Questa pagina è stata trascritta e formattata, ma deve essere riletta. |
predica trigesimanona | 267 |
Non vi rimase cose, non arbori, non pietre, non erbe, che non sentisse la punizione di Dio. Elli arse insino ai fanciullini puri, che non v’erano cascati1: elli v’arsero le donne, perchè se ne stavano quete, che ârebero potuto aoperare qualche parola: non volsero, e però furono punite. Così de’ piccolini, per maggiore punizione e pena de’ padri e de le madri. O cittadini, o cittadini, credetemi; che se voi vedeste gli altri luoghi quanto lo’ dispiace questo peccato, e vedeste voi medesimi, e sapeste quanto dispiace a Dio, e intendeste la punizione che se n’aspetta; voi cognosciareste più che voi non cognosciate. Odi bel vanto che ha il Taliano, perchè elli è cognosciuto involto in questo peccato; chè è luogo nel mondo che non vi può abitare solo per questo.
Quarta condizione di questi maladetti da Dio si è questa: Furor illis secundum similitudinem serpentis: — El furore loro, cioè il cuore loro, è come di serpenti velenosi. — Dove noi potiamo intèndare per tre intelletti, cioè tre veleni:
Primo, crudeltà di quelli che so’ nati.
Sicondo, vacuità di quelli che non so’ nati.

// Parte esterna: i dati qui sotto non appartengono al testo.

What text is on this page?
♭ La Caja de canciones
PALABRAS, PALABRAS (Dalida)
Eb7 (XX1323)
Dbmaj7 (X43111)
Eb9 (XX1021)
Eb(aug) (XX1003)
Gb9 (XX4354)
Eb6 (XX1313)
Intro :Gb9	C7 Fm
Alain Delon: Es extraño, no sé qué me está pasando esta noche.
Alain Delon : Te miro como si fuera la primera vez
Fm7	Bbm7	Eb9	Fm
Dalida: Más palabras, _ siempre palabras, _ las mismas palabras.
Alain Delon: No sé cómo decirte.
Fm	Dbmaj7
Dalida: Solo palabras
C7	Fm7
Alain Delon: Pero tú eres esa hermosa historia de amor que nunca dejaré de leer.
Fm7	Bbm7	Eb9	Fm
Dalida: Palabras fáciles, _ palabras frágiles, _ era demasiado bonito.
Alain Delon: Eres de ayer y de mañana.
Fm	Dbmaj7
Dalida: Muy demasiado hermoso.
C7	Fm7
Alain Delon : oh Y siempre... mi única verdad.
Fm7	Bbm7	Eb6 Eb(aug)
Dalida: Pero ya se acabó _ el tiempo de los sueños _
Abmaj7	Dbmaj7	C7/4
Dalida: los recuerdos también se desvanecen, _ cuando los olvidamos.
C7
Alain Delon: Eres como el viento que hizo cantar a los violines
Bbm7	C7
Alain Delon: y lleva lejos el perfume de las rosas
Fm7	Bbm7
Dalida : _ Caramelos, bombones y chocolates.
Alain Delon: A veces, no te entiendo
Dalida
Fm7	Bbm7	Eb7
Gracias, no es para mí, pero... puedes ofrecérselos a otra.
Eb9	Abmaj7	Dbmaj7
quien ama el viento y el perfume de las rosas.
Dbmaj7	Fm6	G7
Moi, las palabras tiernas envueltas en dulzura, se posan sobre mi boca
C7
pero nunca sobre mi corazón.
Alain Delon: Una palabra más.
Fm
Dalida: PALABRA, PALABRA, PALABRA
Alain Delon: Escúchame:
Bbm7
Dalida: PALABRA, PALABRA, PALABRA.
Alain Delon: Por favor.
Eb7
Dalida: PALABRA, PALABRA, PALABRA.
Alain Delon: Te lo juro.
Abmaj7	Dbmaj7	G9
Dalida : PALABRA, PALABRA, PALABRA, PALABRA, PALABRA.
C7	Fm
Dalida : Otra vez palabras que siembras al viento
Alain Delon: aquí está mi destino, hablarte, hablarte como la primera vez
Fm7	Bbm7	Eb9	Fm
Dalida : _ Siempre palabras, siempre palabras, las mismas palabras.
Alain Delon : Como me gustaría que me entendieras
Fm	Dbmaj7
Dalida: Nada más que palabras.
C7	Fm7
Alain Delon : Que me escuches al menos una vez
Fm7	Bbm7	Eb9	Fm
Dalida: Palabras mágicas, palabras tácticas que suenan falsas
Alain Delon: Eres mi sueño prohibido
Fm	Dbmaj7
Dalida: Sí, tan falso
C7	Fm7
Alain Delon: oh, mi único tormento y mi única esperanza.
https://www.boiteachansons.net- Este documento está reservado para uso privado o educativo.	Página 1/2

Terzo è cagione di dannazione.
Primo dico che è furia: Furor illis secundum similitudinem serpentis: furia. Chè non ci hai menati stamane i tuoi figliuoli? E non gli hai allevati nè fatti allevare con quelli costumi che dovaresti? Simile di colui che ârebbe ingenerati molti figliuoli, e per malizia non ha voluto. O pòvaretto, quanto stai male! Tu n’ârai anco a rendere ragione a Dio. Idio gli dirà nel dì del giudizio: vien qua, maladetto, che potresti avere ingenerati cotanti figliuoli o co la tua donna o con altra femina, e
- ↑ Mondi ancora, cioè, del maladetto vizio.